Many traders believe that seasonal cycles should be visible in agricultural markets since planting and harvest times are dictated by the calendar. In corn, the most visible seasonal trend is the decline of prices from the summer into the fall harvest period. Crop conditions are generally uncertain until July when farmers begin to get a clear idea of how the corn is growing. As uncertainty over the yield decreases, prices tend to drop. This drop continues as the grain starts coming to market after harvest. When the crop is finally harvested, prices start moving higher as the supply is used up.
While there is a logical reason behind this cycle in the grain markets, there is no obvious reason why seasonal tendencies should exist in the stock market. But the seasonal chart of SPDR S&P 500 ETF (SPY) shows that the same type of cycle does exist in stocks. From the chart, we can see that there is a high in May and a low in September. This chart illustrates that the Wall Street saying “sell in May and go away” can be used as a profitable rule.
Seasonal charts are a useful trading tool. We can use this type of a seasonal chart to create a roadmap of what the market action could look line in the future. The weekly chart of SPY is shown below. The seasonal trend has been overlaid on price to make the comparison easier to see.
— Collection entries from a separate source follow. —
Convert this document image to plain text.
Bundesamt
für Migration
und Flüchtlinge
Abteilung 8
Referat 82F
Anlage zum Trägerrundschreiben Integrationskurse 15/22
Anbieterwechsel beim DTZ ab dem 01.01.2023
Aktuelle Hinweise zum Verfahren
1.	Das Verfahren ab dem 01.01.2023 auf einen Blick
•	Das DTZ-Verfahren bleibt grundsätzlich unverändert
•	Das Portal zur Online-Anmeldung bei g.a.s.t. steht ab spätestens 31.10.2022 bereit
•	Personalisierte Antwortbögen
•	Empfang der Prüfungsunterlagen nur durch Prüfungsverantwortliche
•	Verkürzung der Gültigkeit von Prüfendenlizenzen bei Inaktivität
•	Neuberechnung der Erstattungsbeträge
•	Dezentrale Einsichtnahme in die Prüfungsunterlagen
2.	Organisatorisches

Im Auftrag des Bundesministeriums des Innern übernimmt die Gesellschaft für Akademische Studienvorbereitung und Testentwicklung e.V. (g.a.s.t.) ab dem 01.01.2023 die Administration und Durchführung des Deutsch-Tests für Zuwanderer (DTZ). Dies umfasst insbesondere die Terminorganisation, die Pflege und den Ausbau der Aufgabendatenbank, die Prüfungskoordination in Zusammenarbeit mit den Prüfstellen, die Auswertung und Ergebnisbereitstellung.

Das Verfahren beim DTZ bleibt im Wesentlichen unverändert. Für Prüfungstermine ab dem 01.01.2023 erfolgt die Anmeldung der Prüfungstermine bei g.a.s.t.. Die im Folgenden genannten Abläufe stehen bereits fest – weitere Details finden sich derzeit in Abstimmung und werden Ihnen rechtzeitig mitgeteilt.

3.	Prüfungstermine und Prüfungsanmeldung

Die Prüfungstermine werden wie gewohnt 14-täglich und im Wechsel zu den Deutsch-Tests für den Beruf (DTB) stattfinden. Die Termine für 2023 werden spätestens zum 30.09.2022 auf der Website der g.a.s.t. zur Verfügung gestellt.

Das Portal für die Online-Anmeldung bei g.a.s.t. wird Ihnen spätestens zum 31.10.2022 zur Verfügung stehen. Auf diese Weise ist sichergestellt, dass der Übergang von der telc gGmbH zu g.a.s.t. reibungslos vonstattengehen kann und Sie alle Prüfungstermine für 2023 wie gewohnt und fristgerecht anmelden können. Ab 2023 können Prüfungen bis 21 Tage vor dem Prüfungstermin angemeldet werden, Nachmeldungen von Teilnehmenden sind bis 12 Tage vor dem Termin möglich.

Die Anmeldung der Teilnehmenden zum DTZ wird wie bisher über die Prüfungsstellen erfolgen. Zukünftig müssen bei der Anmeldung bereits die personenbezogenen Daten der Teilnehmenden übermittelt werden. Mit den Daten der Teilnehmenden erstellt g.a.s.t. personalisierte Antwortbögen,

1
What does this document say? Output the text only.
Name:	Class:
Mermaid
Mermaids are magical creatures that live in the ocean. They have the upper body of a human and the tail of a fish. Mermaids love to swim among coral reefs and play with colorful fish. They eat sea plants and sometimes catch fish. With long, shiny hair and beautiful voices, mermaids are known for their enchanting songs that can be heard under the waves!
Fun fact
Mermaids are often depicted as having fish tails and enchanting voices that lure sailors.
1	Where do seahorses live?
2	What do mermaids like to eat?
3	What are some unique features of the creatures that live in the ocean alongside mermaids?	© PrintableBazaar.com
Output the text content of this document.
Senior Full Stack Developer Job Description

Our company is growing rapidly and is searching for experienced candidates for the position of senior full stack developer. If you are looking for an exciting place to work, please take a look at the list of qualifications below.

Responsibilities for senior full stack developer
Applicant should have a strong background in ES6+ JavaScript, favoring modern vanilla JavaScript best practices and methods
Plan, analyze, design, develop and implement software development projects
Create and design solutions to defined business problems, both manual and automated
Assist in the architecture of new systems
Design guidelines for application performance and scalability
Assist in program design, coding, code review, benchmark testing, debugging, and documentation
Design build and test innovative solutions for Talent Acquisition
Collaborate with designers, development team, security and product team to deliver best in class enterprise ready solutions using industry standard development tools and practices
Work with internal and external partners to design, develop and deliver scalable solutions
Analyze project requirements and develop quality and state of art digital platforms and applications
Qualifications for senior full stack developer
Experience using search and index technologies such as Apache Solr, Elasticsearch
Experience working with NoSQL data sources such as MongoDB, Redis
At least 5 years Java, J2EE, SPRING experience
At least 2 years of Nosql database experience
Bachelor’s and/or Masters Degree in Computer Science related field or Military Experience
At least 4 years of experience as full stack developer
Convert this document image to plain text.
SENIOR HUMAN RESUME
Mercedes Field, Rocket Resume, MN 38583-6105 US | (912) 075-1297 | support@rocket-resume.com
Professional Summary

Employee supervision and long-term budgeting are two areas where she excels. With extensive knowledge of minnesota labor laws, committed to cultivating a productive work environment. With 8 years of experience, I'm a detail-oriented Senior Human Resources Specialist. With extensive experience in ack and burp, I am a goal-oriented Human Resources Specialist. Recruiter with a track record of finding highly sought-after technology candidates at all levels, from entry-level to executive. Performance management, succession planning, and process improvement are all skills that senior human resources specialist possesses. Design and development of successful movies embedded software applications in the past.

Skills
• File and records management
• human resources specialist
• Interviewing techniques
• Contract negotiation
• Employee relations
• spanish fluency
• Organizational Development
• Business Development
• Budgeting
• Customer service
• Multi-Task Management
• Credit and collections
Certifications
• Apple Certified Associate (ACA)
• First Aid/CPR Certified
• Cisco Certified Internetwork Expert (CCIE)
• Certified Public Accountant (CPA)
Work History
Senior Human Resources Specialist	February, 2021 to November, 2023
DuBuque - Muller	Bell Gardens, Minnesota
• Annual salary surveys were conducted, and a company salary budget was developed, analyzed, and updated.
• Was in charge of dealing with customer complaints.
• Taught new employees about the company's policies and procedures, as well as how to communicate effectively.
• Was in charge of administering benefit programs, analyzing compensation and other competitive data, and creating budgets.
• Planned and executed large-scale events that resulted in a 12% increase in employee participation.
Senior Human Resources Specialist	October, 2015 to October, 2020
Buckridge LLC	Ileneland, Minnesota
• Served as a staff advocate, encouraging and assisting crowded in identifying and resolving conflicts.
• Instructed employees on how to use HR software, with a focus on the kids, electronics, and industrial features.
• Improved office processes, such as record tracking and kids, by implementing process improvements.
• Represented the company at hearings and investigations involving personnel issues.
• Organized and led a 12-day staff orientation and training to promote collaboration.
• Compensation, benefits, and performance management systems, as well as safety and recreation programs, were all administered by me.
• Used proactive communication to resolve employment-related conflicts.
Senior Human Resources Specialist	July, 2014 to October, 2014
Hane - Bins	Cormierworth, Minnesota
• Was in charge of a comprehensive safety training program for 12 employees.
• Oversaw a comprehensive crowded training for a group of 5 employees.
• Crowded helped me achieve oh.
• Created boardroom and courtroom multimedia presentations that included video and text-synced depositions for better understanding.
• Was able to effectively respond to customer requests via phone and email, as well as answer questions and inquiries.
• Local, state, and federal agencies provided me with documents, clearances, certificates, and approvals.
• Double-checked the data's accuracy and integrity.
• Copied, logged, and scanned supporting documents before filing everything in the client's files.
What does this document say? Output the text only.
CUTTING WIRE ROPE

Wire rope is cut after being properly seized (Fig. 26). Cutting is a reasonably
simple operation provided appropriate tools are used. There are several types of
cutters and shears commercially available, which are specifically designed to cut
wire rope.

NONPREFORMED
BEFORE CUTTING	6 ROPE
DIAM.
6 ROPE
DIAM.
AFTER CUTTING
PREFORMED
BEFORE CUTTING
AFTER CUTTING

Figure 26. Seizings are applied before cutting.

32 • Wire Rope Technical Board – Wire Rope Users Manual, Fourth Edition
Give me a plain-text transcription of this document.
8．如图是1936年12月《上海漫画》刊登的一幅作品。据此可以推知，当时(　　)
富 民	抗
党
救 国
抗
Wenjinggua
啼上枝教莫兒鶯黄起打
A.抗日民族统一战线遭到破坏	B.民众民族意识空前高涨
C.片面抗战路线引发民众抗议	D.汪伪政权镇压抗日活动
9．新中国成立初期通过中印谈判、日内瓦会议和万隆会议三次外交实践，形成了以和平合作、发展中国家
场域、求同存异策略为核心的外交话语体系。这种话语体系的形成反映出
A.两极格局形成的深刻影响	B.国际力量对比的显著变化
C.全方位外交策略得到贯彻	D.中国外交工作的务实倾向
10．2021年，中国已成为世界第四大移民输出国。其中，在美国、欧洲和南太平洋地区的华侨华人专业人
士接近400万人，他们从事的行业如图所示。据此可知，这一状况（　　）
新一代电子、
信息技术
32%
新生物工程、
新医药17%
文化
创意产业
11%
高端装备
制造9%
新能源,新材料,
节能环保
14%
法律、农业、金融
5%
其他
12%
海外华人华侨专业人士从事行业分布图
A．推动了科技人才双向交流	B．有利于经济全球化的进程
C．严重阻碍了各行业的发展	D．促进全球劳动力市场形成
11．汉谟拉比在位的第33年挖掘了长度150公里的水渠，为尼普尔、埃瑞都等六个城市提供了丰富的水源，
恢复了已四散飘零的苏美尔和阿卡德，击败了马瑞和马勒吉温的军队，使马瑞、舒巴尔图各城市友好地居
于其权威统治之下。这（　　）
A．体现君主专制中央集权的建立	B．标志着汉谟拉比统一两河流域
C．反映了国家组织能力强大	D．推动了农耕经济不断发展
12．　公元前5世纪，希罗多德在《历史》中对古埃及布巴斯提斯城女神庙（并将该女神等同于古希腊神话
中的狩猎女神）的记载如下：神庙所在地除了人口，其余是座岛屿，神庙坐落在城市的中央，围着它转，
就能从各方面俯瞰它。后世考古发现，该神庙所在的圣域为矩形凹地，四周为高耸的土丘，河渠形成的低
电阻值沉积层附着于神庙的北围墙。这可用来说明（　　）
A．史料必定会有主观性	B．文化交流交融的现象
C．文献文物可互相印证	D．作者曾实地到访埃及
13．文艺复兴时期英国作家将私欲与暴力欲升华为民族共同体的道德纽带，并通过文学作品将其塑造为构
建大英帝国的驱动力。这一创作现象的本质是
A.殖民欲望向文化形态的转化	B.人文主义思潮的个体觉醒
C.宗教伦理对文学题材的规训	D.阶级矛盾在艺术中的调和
Weekly data also offers more detail than the monthly charts used above.
The seasonal patterns in SPY points to a summer sell off. Other, more traditional technical indicators, like stochastics and MACD on the monthly chart, confirm the bearish outlook for SPY.
Traders can take advantage of the seasonal tendencies to establish short positions in stocks. For those looking at potential long trades, the seasonal charts are bullish for gold. This trade sounds especially appealing if there is any more bad news out of Europe. While the debt crisis has been put on hold for at least a week there, chances are high that Europe will once again be in the news and eventually the crisis will spread. If this happens, short stocks/long gold should prove to be a good trade.